Ricardo Pascoe Pierce
The initiative to create a new National Security Law proposed by President Sheinbaum has faced fierce and solid resistance, if not outright rejection, within the ranks of Morena in the Congress of the Union. Because of this resistance, the initiative has been evaded and defeated for months. It is now said that it could be approved, after some changes were proposed to reassure the Mexican Army, one of the staunchest opponents of the presidential initiative.

What is at the heart of the dispute? The presidential initiative proposes the “return” of the fight against organized crime to civilian hands in the country. It strengthens the federal Secretariat of Security and Citizen Protection (SSPC) in its leadership role, minimizing the National Guard, whose effectiveness has been disappointing, to say the least. The difference is that the federal SSC is a civilian police agency, while the National Guard is a militarized police force under the Army.

In addition, and this is probably the casus belli of the central dispute, the presidential initiative hands over the entire intelligence establishment and the instruments for action on information on organized crime and drug trafficking to the federal SSPC. The Army is resisting this measure because it would require the disclosure of its confidential information to civilian bodies. Furthermore, the initiative places all the intelligence work of the UIF (Financial Intelligence Unit, which has been under the Ministry of Finance and Public Credit until now) under the command of the federal SSPC.

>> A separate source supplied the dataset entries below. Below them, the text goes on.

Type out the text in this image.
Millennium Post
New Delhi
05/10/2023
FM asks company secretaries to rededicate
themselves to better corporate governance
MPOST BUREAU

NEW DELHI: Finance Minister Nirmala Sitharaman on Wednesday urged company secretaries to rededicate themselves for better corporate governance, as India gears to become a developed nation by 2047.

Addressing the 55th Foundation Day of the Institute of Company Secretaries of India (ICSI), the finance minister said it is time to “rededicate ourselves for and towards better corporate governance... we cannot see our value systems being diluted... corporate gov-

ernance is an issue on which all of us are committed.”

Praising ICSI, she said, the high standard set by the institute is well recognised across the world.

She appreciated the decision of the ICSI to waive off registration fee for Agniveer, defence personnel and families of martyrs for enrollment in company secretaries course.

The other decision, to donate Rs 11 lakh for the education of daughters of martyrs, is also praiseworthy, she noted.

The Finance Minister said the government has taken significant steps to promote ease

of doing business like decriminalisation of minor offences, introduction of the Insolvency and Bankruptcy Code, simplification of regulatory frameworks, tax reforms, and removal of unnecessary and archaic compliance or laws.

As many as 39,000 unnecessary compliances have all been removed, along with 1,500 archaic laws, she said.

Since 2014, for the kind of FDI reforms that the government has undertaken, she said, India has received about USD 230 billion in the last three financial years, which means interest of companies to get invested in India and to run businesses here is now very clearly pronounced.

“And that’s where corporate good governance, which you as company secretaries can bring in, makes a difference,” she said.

In addition, the National Intelligence Center, the Mexican state’s civilian intelligence agency, is now organically dependent on the federal SSPC. The presidential initiative strategically shifts the center of intelligence and decision-making in the Mexican state from its dispersion among various agencies to the creation of a central hub, making the SSPC the strategic brain of the Mexican state’s effort against organized crime, primarily drug trafficking.

The presidential initiative fundamentally changes the approach imposed since López Obrador’s six-year term on combating organized crime. The previous six-year term handed over all efforts against organized crime to the national army, even incorporating the National Guard as a supposedly police force within it. The SSPC under López Obrador was a mere spectator, helpful in making public announcements but irrelevant in security operations. Now, something very different is being proposed: leadership, decisions, and information will come from the SSPC, not the army.

The presidential initiative pits López Obrador’s vision against Sheinbaum’s on how Mexico should confront organized crime, and especially drug trafficking, in the context of the Trump era. This difference is central to the internal dispute within Morena. Legislators and members of Morena’s leadership have expressed their support for the “AMLO” vision and rejected the presidential initiative. This explains why Sheinbaum’s proposal has been delayed for such a long time.

López Obrador’s son, Andy, has been actively sabotaging the presidential effort. From his position in the Morena leadership, he has promoted his father’s opposition to the presidential initiative’s approval through figures such as Senator Gerardo Noroña and Congresswoman Citlalli Hernández. The crucial recipients of the message are Adán Augusto López, leader of the senators, and Ricardo Monreal, leader of the Morena deputies. That has been enough to halt the legislative progress of the presidential initiative. It also reflects the president’s political weakness concerning legislators in the federal Congress, where AMLO’s political weight remains overwhelming.

Underlying the entire debate is the figure of Omar García Harfuch, the primary beneficiary of the presidential initiative and secretary of the SSPC. Feared by radicals who are committed to AMLO’s continuity, García Harfuch is the favorite of the president and of the currents within Morena and the government that seek effective, sensible, and balanced change in public and national security policy.

And, it must be said, all eyes are on the 2030 presidential election, where the National Palace and Palenque have made it clear who their candidates are. And they disagree.